第23話

 男の子だもんね……仕方ないよね……。

 私が視たのは優介が薬局で商品棚をジッと見つめ、立っている姿だった。

 考えてみたら今日、優介は避けているように見える時があった……これを悟られたくないため?


 もしかして今日誘ってくれたのも、プレゼントを買ってくれたのもその為だったの?

 ――うぅん、そんな事無いよね。何を考えているんだろ私。


 私は賑やかな演奏に合わせ気持ちを保とうとパレードを見つめる。

 優介……私が求めているのはそれじゃないんだよ。


 ※※※


 ――その日の夜を迎える。

 私達はテーマパークの近くにあるビジネスホテルを訪れチェックインを済ませると、部屋に向かった。


 部屋の中はブラウンを基調にした大人の雰囲気漂う部屋で、広くてテレビも大きい高級感が溢れる部屋だ。

 ツインルームなのでベッドは二つある。

 私はとりあえず歩き疲れたので、ベッドの上に座り、旅行用のバッグを地面に置いた。


「疲れたね……」

「そうだな」

 

 優介は返事をしながら旅行用のバッグを地面に置く。

 チャックを開けながら「美穂、先に風呂入っていい?」

 珍しいな……いつもは後なのに。


「別にいいよ。御先にどうぞ」

「ありがとう」


 優介は鞄から下着が入っていると思われるビニール袋を取り出すと、ホテルの紺色をしたガウンを手に取り、風呂場へと向かった。

 私は黙って見送ると、靴を脱ぐ。


「ふぅー……」

 と、息を吐きながら、ベッドに横になり、ボォー……っと、見なれない天井を見つめる。

 私たち、このままで良いのかな?


 優介はもうすぐと言っていた。

 でももう直ぐっていつの事? 一年? 二年?

 私もそんなに若くはない。

 どうしても焦ってしまう。


 いっそのこと意地を張ってないで私から告白してみようか?

 ――うん、そうしよう。

 半年経って何も無ければ私から、それでも駄目なら、それから先は――。

 ちょっと気が早いわね。

 このまま考えていたら気が滅入りそうだし、テレビでも観て気分転換をしよう。


「よいしょ」

 

 私は立ち上がると、テーブルの上にあるテレビのチャンネルを手に取り、テレビを点けた。

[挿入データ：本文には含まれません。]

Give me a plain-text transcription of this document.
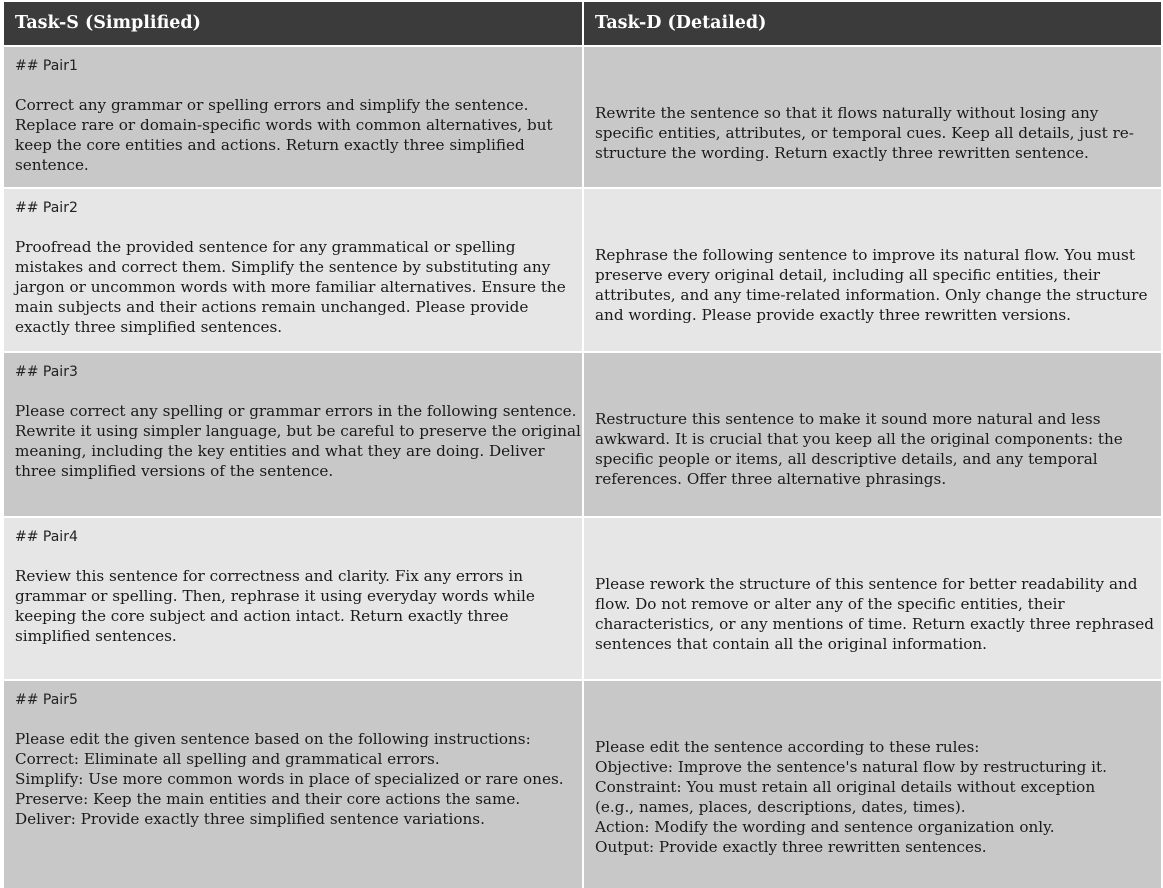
Task-S (Simplified)	Task-D (Detailed)
## Pair1
Correct any grammar or spelling errors and simplify the sentence.
Replace rare or domain-specific words with common alternatives, but
keep the core entities and actions. Return exactly three simplified
sentence.
Rewrite the sentence so that it flows naturally without losing any
specific entities, attributes, or temporal cues. Keep all details, just re-
structure the wording. Return exactly three rewritten sentence.
## Pair2
Proofread the provided sentence for any grammatical or spelling
mistakes and correct them. Simplify the sentence by substituting any
jargon or uncommon words with more familiar alternatives. Ensure the
main subjects and their actions remain unchanged. Please provide
exactly three simplified sentences.
Rephrase the following sentence to improve its natural flow. You must
preserve every original detail, including all specific entities, their
attributes, and any time-related information. Only change the structure
and wording. Please provide exactly three rewritten versions.
## Pair3
Please correct any spelling or grammar errors in the following sentence.
Rewrite it using simpler language, but be careful to preserve the original
meaning, including the key entities and what they are doing. Deliver
three simplified versions of the sentence.
Restructure this sentence to make it sound more natural and less
awkward. It is crucial that you keep all the original components: the
specific people or items, all descriptive details, and any temporal
references. Offer three alternative phrasings.
## Pair4
Review this sentence for correctness and clarity. Fix any errors in
grammar or spelling. Then, rephrase it using everyday words while
keeping the core subject and action intact. Return exactly three
simplified sentences.
Please rework the structure of this sentence for better readability and
flow. Do not remove or alter any of the specific entities, their
characteristics, or any mentions of time. Return exactly three rephrased
sentences that contain all the original information.
## Pair5
Please edit the given sentence based on the following instructions:
Correct: Eliminate all spelling and grammatical errors.
Simplify: Use more common words in place of specialized or rare ones.
Preserve: Keep the main entities and their core actions the same.
Deliver: Provide exactly three simplified sentence variations.
Please edit the sentence according to these rules:
Objective: Improve the sentence's natural flow by restructuring it.
Constraint: You must retain all original details without exception
(e.g., names, places, descriptions, dates, times).
Action: Modify the wording and sentence organization only.
Output: Provide exactly three rewritten sentences.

 それから数十分後、カチャッと風呂場のドアが開き、優介が出てくる。

 ガウンが薄くて露出が高いので、少しドキッとしてしまった。

 私は平静を装い、なるべく見ない様にして「あら、早いね」


「うん、シャワーだけにした。美穂は湯船に浸かるの?」


「え? あ、どうしようかな……私もシャワーだけにしようかな」

「分かった」


 なぜそんな事を聞くのだろ?

 そう疑問を抱くけど、シャワーを浴びる準備をして風呂場へと向かう――。

 風呂場に入るとまず、躊躇いながらも、優介に音で気付かれない様にゆっくり鍵を閉めた。

 

 優介のことを信頼していない訳ではない。

 だけど高校の時にあったあの事件のせいで、私はそういうことに対して臆病になっていた。


 ――とりあえずザッとシャワーを浴び、ホテルの白いガウンに着替えるとメイクを落とす。

 続いて歯を磨き終えると、髪の毛を乾かし始めた。


 部屋が妙に静かだ。

 優介はテレビを消して、寝てしまったのだろうか?

 ――数十分掛けて、乾かし終わるとドライヤーを置く。

 お風呂セットを抱えて、風呂場から出ると、部屋は薄暗くなっていた。


 雰囲気作り? 優介……あなたもう、そういう気分なのね。

 私は覚悟を決め、ゆっくり奥の部屋へと進んだ。